The fight, which began last year, centers on U.S. exports of frozen orange-juice concentrate to South Korea and comes while the industry is struggling with a devastating plant disease called citrus greening.

For years, South Korea had levied a 54 percent tariff on the product, making sales prohibitively expensive and keeping U.S. exports low.

But under a trade agreement that took effect two years ago, the tariff disappeared, leading to an explosion in U.S. business. Exports of frozen orange-juice concentrate to South Korea jumped from $11 million in 2011 to $30 million in 2012, according to the U.S. Department of Agriculture.

It was a promising expansion for the $9 billion Florida citrus industry, which grows the majority of oranges used in U.S. juice, including concentrate.

The good times didn’t last long, however.

Last spring, about a year after the free-trade agreement took effect, customs officials in South Korea began to scrutinize the concentrate coming into the country and questioned the source of oranges in the frozen-juice mix.

Under the agreement, only concentrate made exclusively from U.S. oranges is allowed to skirt the tariff, and South Korean officials suspected some of the oranges blended into the concentrate were from another country.

“Oranges that came in from Brazil and then went to Korea wouldn’t qualify,” said Mike Sparks, CEO of Florida Citrus Mutual, a trade group.

One possible reason for the concern, said industry officials, is the link between citrus companies in Brazil and Florida. At least three companies in the state are tied to Brazil, and U.S. industry officials said it’s not uncommon to have juice that’s a blend of oranges from different countries.

Sparks said American citrus companies have provided proof that the concentrate going to South Korea is solely of U.S. origin, but to little avail.

What’s worse, he said, is that South Korea has threatened to retroactively seek tariffs on past sales if customs officials find evidence that foreign oranges were used in the concentrate.

“Obviously, that has scared us to death,” Sparks said.

The tough tactics have made U.S. exporters reluctant to ship concentrate to South Korea. Overseas sales have fallen by millions of dollars since last spring, said Sparks, though neither he nor government officials provided specific figures.

Meanwhile, anxiety is growing over the possibility of a long standoff.

“The sooner we resolve this, the absolute better,” he said.

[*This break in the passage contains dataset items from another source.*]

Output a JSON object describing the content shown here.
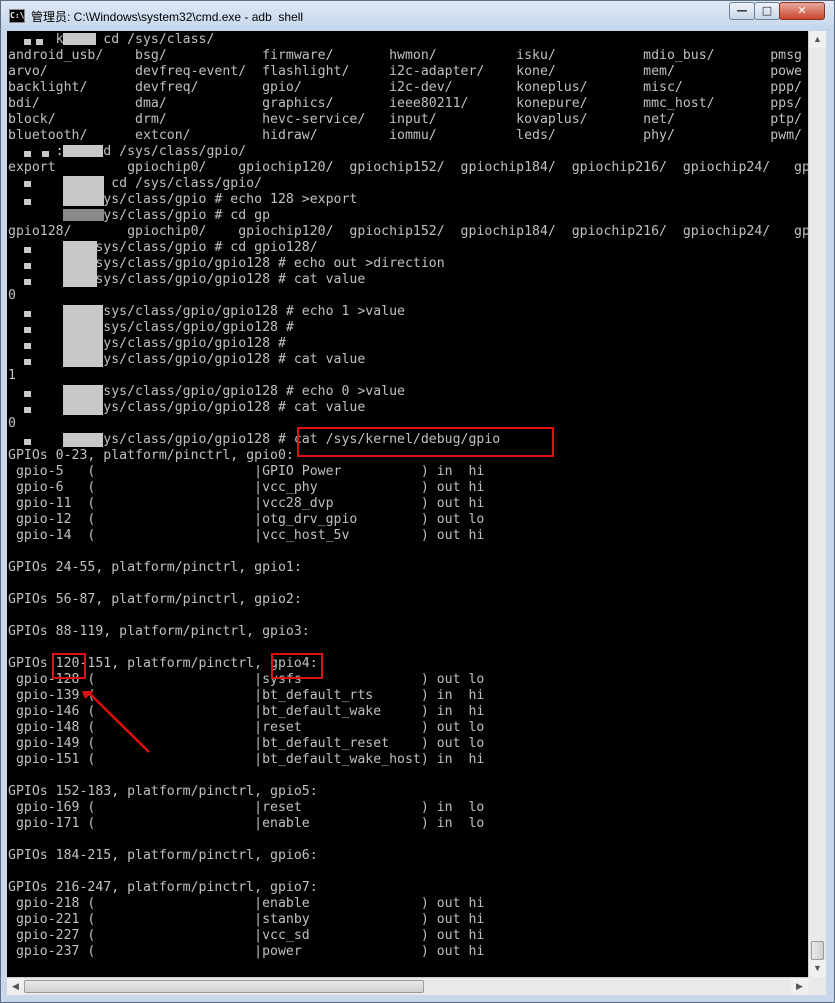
{
  "window": {
    "title": "管理员: C:\\Windows\\system32\\cmd.exe - adb  shell",
    "icon_label": "C:\\",
    "min_label": "—",
    "max_label": "□",
    "close_label": "✕"
  },
  "console": {
    "lines": [
      "      k:/ # cd /sys/class/",
      "android_usb/    bsg/            firmware/       hwmon/          isku/           mdio_bus/       pmsg",
      "arvo/           devfreq-event/  flashlight/     i2c-adapter/    kone/           mem/            powe",
      "backlight/      devfreq/        gpio/           i2c-dev/        koneplus/       misc/           ppp/",
      "bdi/            dma/            graphics/       ieee80211/      konepure/       mmc_host/       pps/",
      "block/          drm/            hevc-service/   input/          kovaplus/       net/            ptp/",
      "bluetooth/      extcon/         hidraw/         iommu/          leds/           phy/            pwm/",
      "      :/ # cd /sys/class/gpio/",
      "export         gpiochip0/    gpiochip120/  gpiochip152/  gpiochip184/  gpiochip216/  gpiochip24/   gp",
      "        :/ # cd /sys/class/gpio/",
      "         :/sys/class/gpio # echo 128 >export",
      "         :/sys/class/gpio # cd gp",
      "gpio128/       gpiochip0/    gpiochip120/  gpiochip152/  gpiochip184/  gpiochip216/  gpiochip24/   gp",
      "        k:/sys/class/gpio # cd gpio128/",
      "        k:/sys/class/gpio/gpio128 # echo out >direction",
      "        k:/sys/class/gpio/gpio128 # cat value",
      "0",
      "           /sys/class/gpio/gpio128 # echo 1 >value",
      "           /sys/class/gpio/gpio128 #",
      "        k:/sys/class/gpio/gpio128 #",
      "         :/sys/class/gpio/gpio128 # cat value",
      "1",
      "           /sys/class/gpio/gpio128 # echo 0 >value",
      "        k:/sys/class/gpio/gpio128 # cat value",
      "0",
      "         :/sys/class/gpio/gpio128 # cat /sys/kernel/debug/gpio",
      "GPIOs 0-23, platform/pinctrl, gpio0:",
      " gpio-5   (                    |GPIO Power          ) in  hi",
      " gpio-6   (                    |vcc_phy             ) out hi",
      " gpio-11  (                    |vcc28_dvp           ) out hi",
      " gpio-12  (                    |otg_drv_gpio        ) out lo",
      " gpio-14  (                    |vcc_host_5v         ) out hi",
      "",
      "GPIOs 24-55, platform/pinctrl, gpio1:",
      "",
      "GPIOs 56-87, platform/pinctrl, gpio2:",
      "",
      "GPIOs 88-119, platform/pinctrl, gpio3:",
      "",
      "GPIOs 120-151, platform/pinctrl, gpio4:",
      " gpio-128 (                    |sysfs               ) out lo",
      " gpio-139 (                    |bt_default_rts      ) in  hi",
      " gpio-146 (                    |bt_default_wake     ) in  hi",
      " gpio-148 (                    |reset               ) out lo",
      " gpio-149 (                    |bt_default_reset    ) out lo",
      " gpio-151 (                    |bt_default_wake_host) in  hi",
      "",
      "GPIOs 152-183, platform/pinctrl, gpio5:",
      " gpio-169 (                    |reset               ) in  lo",
      " gpio-171 (                    |enable              ) in  lo",
      "",
      "GPIOs 184-215, platform/pinctrl, gpio6:",
      "",
      "GPIOs 216-247, platform/pinctrl, gpio7:",
      " gpio-218 (                    |enable              ) out hi",
      " gpio-221 (                    |stanby              ) out hi",
      " gpio-227 (                    |vcc_sd              ) out hi",
      " gpio-237 (                    |power               ) out hi"
    ]
  },
  "scrollbars": {
    "up_arrow": "▲",
    "down_arrow": "▼",
    "left_arrow": "◀",
    "right_arrow": "▶"
  },
  "colors": {
    "console_bg": "#000000",
    "console_fg": "#c0c0c0",
    "highlight": "#e01010"
  }
}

To do that, the industry has asked U.S. policymakers for help. A spokeswoman for the Office of the U.S. Trade Representative, which negotiates foreign business deals for the administration, said the agency has pressed South Korea for answers.

“We have serious concerns with some of the methods (the Korea Customs Service has) used in this product verification, which appear excessive and (do) not give sufficient weight to some of the evidence of origin the U.S. exporters have submitted,” wrote Anne Eisenhower, of the trade-representative office.

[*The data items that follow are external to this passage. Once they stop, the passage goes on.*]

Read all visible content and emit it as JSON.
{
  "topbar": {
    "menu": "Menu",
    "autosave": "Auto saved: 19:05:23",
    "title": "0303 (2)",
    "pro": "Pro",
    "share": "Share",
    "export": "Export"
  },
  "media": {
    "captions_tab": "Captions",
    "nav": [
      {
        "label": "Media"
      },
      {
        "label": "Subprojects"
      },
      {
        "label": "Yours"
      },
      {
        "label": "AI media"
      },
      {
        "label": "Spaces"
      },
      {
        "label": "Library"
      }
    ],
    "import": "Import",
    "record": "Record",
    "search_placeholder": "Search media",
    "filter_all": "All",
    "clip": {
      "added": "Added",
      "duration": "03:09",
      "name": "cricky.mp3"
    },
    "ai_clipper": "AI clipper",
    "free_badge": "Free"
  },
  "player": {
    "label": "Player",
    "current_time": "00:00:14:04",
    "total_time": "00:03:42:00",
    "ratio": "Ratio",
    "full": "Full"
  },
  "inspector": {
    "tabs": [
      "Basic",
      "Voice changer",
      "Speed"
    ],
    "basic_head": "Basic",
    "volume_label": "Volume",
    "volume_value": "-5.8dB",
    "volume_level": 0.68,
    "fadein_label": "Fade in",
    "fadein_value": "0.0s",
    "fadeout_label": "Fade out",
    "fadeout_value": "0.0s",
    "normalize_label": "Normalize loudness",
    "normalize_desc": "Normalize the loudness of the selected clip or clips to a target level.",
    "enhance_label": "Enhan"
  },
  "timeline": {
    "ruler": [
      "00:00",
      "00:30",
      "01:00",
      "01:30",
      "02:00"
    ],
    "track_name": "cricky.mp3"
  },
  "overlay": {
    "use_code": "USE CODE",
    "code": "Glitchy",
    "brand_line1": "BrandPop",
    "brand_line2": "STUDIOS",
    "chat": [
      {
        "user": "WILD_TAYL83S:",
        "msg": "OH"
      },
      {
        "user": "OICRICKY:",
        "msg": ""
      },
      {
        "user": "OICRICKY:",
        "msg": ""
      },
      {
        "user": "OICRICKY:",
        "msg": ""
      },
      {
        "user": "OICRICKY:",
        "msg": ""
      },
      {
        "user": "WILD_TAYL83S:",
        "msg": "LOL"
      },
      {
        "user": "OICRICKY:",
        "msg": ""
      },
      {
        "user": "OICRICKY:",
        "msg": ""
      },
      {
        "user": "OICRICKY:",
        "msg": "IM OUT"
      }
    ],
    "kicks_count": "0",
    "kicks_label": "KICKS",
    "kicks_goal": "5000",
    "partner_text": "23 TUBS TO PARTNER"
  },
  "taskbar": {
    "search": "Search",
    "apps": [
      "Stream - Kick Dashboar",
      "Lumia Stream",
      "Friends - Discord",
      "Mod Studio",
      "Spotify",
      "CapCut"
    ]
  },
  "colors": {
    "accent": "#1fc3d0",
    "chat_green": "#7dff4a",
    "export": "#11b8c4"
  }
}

Industry executives said South Korea is balking at accepting government papers they said would validate the concentrate’s U.S. origin, so citrus companies and their allies are looking for other ways to convince them.

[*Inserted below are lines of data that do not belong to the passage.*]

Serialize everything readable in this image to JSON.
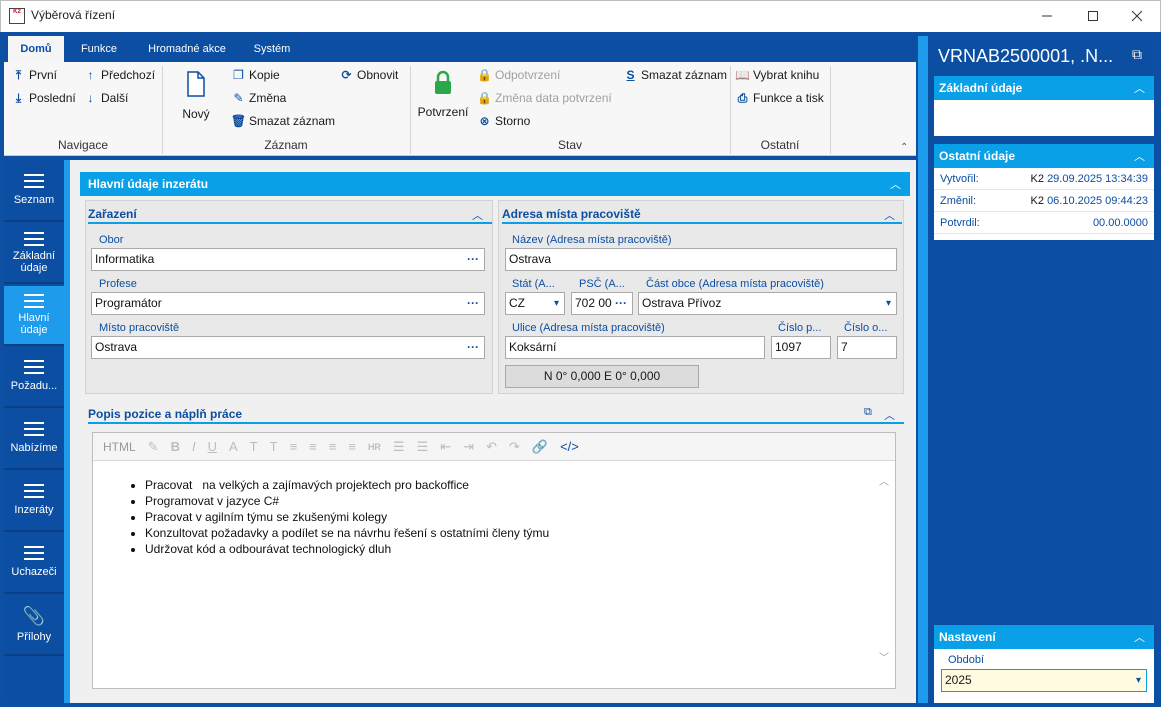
{
  "window": {
    "title": "Výběrová řízení",
    "logo_text": "K2"
  },
  "tabs": [
    {
      "label": "Domů"
    },
    {
      "label": "Funkce"
    },
    {
      "label": "Hromadné akce"
    },
    {
      "label": "Systém"
    }
  ],
  "ribbon": {
    "nav": {
      "first": "První",
      "prev": "Předchozí",
      "last": "Poslední",
      "next": "Další",
      "group": "Navigace"
    },
    "record": {
      "new": "Nový",
      "copy": "Kopie",
      "edit": "Změna",
      "delete": "Smazat záznam",
      "refresh": "Obnovit",
      "group": "Záznam"
    },
    "state": {
      "confirm": "Potvrzení",
      "unconfirm": "Odpotvrzení",
      "change_date": "Změna data potvrzení",
      "cancel": "Storno",
      "delete_rec": "Smazat záznam",
      "group": "Stav"
    },
    "other": {
      "pick_book": "Vybrat knihu",
      "func_print": "Funkce a tisk",
      "group": "Ostatní"
    }
  },
  "leftnav": [
    {
      "label": "Seznam"
    },
    {
      "label": "Základní údaje"
    },
    {
      "label": "Hlavní údaje"
    },
    {
      "label": "Požadu..."
    },
    {
      "label": "Nabízíme"
    },
    {
      "label": "Inzeráty"
    },
    {
      "label": "Uchazeči"
    },
    {
      "label": "Přílohy"
    }
  ],
  "main": {
    "section_title": "Hlavní údaje inzerátu",
    "zarazeni": {
      "title": "Zařazení",
      "obor_label": "Obor",
      "obor": "Informatika",
      "profese_label": "Profese",
      "profese": "Programátor",
      "misto_label": "Místo pracoviště",
      "misto": "Ostrava"
    },
    "adresa": {
      "title": "Adresa místa pracoviště",
      "nazev_label": "Název (Adresa místa pracoviště)",
      "nazev": "Ostrava",
      "stat_label": "Stát (A...",
      "stat": "CZ",
      "psc_label": "PSČ (A...",
      "psc": "702 00",
      "cast_label": "Část obce (Adresa místa pracoviště)",
      "cast": "Ostrava Přívoz",
      "ulice_label": "Ulice (Adresa místa pracoviště)",
      "ulice": "Koksární",
      "cislo_p_label": "Číslo p...",
      "cislo_p": "1097",
      "cislo_o_label": "Číslo o...",
      "cislo_o": "7",
      "gps": "N 0° 0,000 E 0° 0,000"
    },
    "popis": {
      "title": "Popis pozice a náplň práce",
      "format": "HTML",
      "items": [
        "Pracovat   na velkých a zajímavých projektech pro backoffice",
        "Programovat v jazyce C#",
        "Pracovat v agilním týmu se zkušenými kolegy",
        "Konzultovat požadavky a podílet se na návrhu řešení s ostatními členy týmu",
        "Udržovat kód a odbourávat technologický dluh"
      ]
    }
  },
  "right": {
    "title": "VRNAB2500001, .N...",
    "zakladni": "Základní údaje",
    "ostatni": "Ostatní údaje",
    "vytvoril_label": "Vytvořil:",
    "vytvoril_user": "K2",
    "vytvoril_date": "29.09.2025 13:34:39",
    "zmenil_label": "Změnil:",
    "zmenil_user": "K2",
    "zmenil_date": "06.10.2025 09:44:23",
    "potvrdil_label": "Potvrdil:",
    "potvrdil_date": "00.00.0000",
    "nastaveni": "Nastavení",
    "obdobi_label": "Období",
    "obdobi": "2025"
  },
  "colors": {
    "brand": "#0b4ea2",
    "accent": "#0aa0e8",
    "confirm_green": "#2aa84a"
  }
}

To help fast-track the issue, U.S. Senator Marco Rubio (R-FL) recently sent a letter to South Korean Ambassador Ahn Ho-young that included an invitation for South Korean officials to tour Florida facilities.

“Our industry believes that any outstanding issues can be resolved by on-site examination and documentation, so any remaining questions can be resolved expeditiously,” Rubio wrote.

Officials at the South Korean Embassy in Washington did not respond to requests seeking comment.

The feud with South Korea comes during a tough stretch for Florida’s orange industry. Production is falling because citrus greening has ravaged the state’s groves. A January report from the U.S. Department of Agriculture forecast that U.S. production of orange juice would fall 12 percent, to 550,000 tons, in the 2013-14 season largely because of the disease.

An attorney for Florida Citrus Mutual said U.S. officials must help resolve the trade dispute with South Korea as quickly as possible.

“This new market is extremely important for the growers and processors of Florida,” said attorney Matt McGrath. “Especially under the current circumstances.”